En el caso de marras resulta improcedente la acción de tutela, pues pretende la parte actora que se deje sin efectos la decisión adoptada de 20 de junio de 2016, proferida por la Sala Civil del Tribunal Superior de Bogotá, a través de la cual revocó la primer grado que denegó el levantamiento del embargo decretado sobre el bien inmueble identificado con matricula inmobiliaria No. 50C-663532 y, en su lugar, estimó que el incidentante demostró la posesión argüida, por cuanto lo que se advierte en el plenario, conforme a la inspección realizada por el juez constitucional de primera instancia a la providencia reprochada, es que la decisión no luce antojadiza, ni caprichosa o arbitraria, puesto que fue debidamente sustentada con base en el ordenamiento jurídico aplicable al caso y a la realidad procesal, concluyendo la autoridad accionada que «el examen conjunto del material probatorio recaudado, permite concluir que fue cuando se dio su traslado de Cartagena a Bogotá, que el señor Alonso Bosch empezó efectivamente a habitar, con ánimo de señor y dueño, la casa de la carrera 67 n.º 9 A - 14, toda vez que demostró haber asumido el pago de los servicios públicos, como se evidencia con las copias de los recibos de pago de energía, acueducto y alcantarillado y gas en marzo y abril de 2014».
Ahora, conforme lo reseñó la Sala de Casación Civil, lo pretendido por el impugnante es controvertir la decisión tomada dentro del proceso ejecutivo, sin embargo, el propósito de la acción de tutela no es el de promover nuevos procesos, sustitutos de los ordinarios, menos crear instancias adicionales a las ya existentes, ni pretender modificar decisiones que se consideren desfavorables, por una simple discrepancia con el criterio vertido por el operador jurídico.
Su única finalidad, como ya se dijo, se encuentra determinada en el artículo 86 de la Constitución, que no es otra que la de proteger en forma inmediata los derechos fundamentales.
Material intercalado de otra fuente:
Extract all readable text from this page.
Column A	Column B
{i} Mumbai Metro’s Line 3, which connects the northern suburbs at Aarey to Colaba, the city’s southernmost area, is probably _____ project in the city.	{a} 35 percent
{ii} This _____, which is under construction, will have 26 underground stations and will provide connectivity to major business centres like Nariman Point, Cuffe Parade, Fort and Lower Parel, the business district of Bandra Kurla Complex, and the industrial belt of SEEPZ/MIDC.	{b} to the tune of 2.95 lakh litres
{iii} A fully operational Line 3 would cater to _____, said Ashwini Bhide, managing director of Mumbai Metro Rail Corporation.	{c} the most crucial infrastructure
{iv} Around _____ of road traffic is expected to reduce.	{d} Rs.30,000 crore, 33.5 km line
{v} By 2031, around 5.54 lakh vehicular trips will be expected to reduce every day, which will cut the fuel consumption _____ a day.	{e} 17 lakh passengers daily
Es decir, que con independencia de que se compartan o no las consideraciones esgrimidas por la autoridad judicial accionada, lo cierto es que la providencia, tal como se describe, se encuentra edificada en reflexiones que consultan las reglas mínimas de razonabilidad jurídica, impidiendo al juez de tutela interferir invocando una mejor interpretación del asunto.
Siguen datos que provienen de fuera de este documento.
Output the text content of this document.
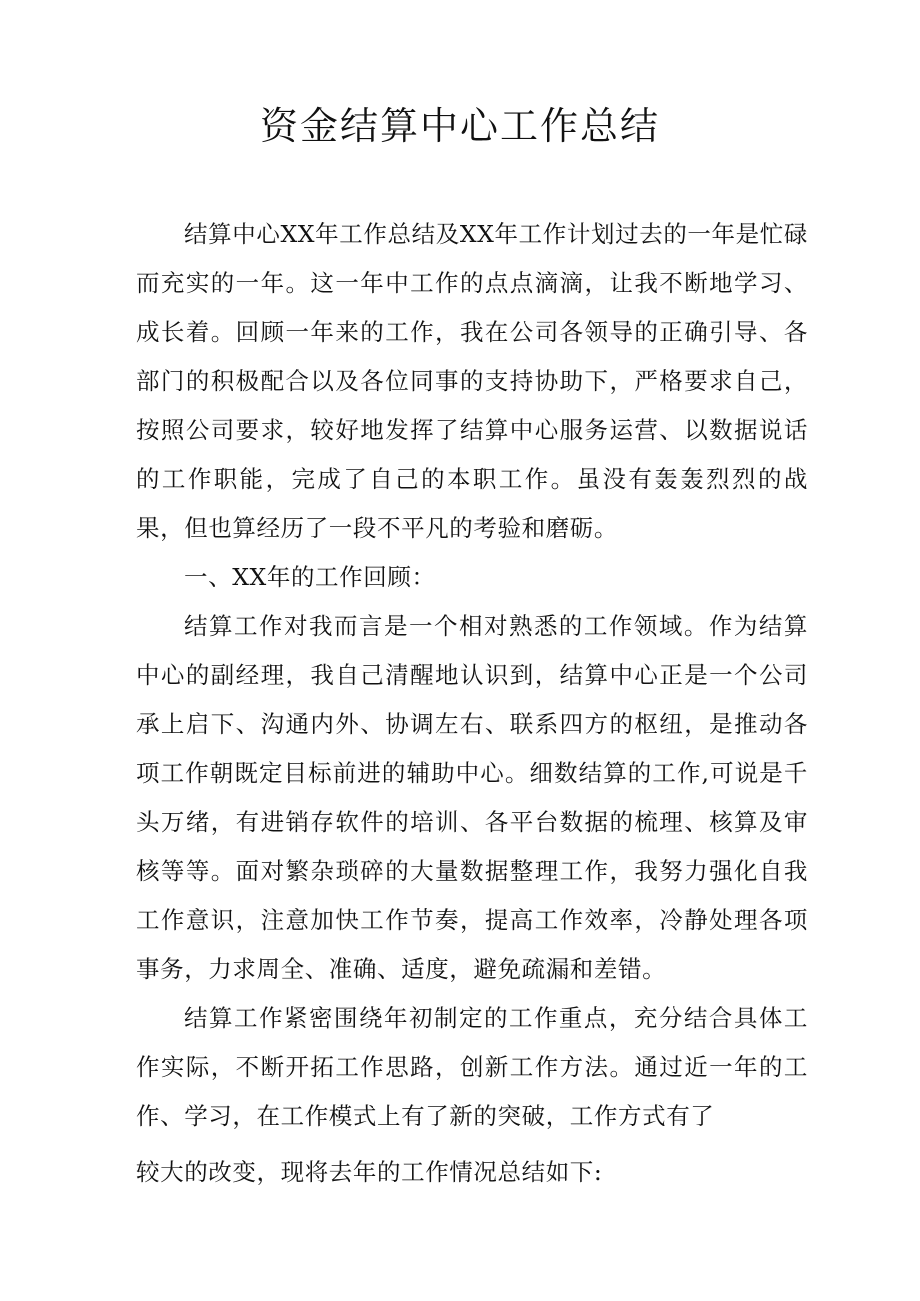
资金结算中心工作总结

结算中心XX年工作总结及XX年工作计划过去的一年是忙碌而充实的一年。这一年中工作的点点滴滴，让我不断地学习、成长着。回顾一年来的工作，我在公司各领导的正确引导、各部门的积极配合以及各位同事的支持协助下，严格要求自己，按照公司要求，较好地发挥了结算中心服务运营、以数据说话的工作职能，完成了自己的本职工作。虽没有轰轰烈烈的战果，但也算经历了一段不平凡的考验和磨砺。

一、XX年的工作回顾：

结算工作对我而言是一个相对熟悉的工作领域。作为结算中心的副经理，我自己清醒地认识到，结算中心正是一个公司承上启下、沟通内外、协调左右、联系四方的枢纽，是推动各项工作朝既定目标前进的辅助中心。细数结算的工作,可说是千头万绪，有进销存软件的培训、各平台数据的梳理、核算及审核等等。面对繁杂琐碎的大量数据整理工作，我努力强化自我工作意识，注意加快工作节奏，提高工作效率，冷静处理各项事务，力求周全、准确、适度，避免疏漏和差错。

结算工作紧密围绕年初制定的工作重点，充分结合具体工作实际，不断开拓工作思路，创新工作方法。通过近一年的工作、学习，在工作模式上有了新的突破，工作方式有了

较大的改变，现将去年的工作情况总结如下:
Ahora bien, en lo atinente a las restantes censuras, lo cierto es que aparece innegable que el peticionario no hizo uso del recurso legal que procedía contra la decisión del juzgado del 4 de julio de 2014 a través de la cual ordenó al señor Alonso Homero Bosch Noguera prestar caución para tramitar el incidente de desembargo, como es el de reposición, dejando vencer esta oportunidad para controvertir la decisión que considera contraria al ordenamiento procesal; por lo que, teniendo en cuenta la naturaleza residual y subsidiaria de este instrumento especial, no es posible su impetración como instrumento jurídico para subsanar deficiencias que por la incuria del accionante, dieron lugar a consecuencias adversas a sus intereses y frente a las cuales, se repite, no ejerció el recurso de reposición para controvertir la decisión judicial que no considera ajustada al ordenamiento legal y, que era el que se exhibía como procedente frente a tal decisión. Así mismo, teniendo en cuenta que el recurso de apelación fue presentado en vigencia del nuevo estatuto procesal, es claro que no se incurrió en desatino alguno en el trámite impartido para su resolución, en tanto el artículo 625 del Código General del Proceso reza.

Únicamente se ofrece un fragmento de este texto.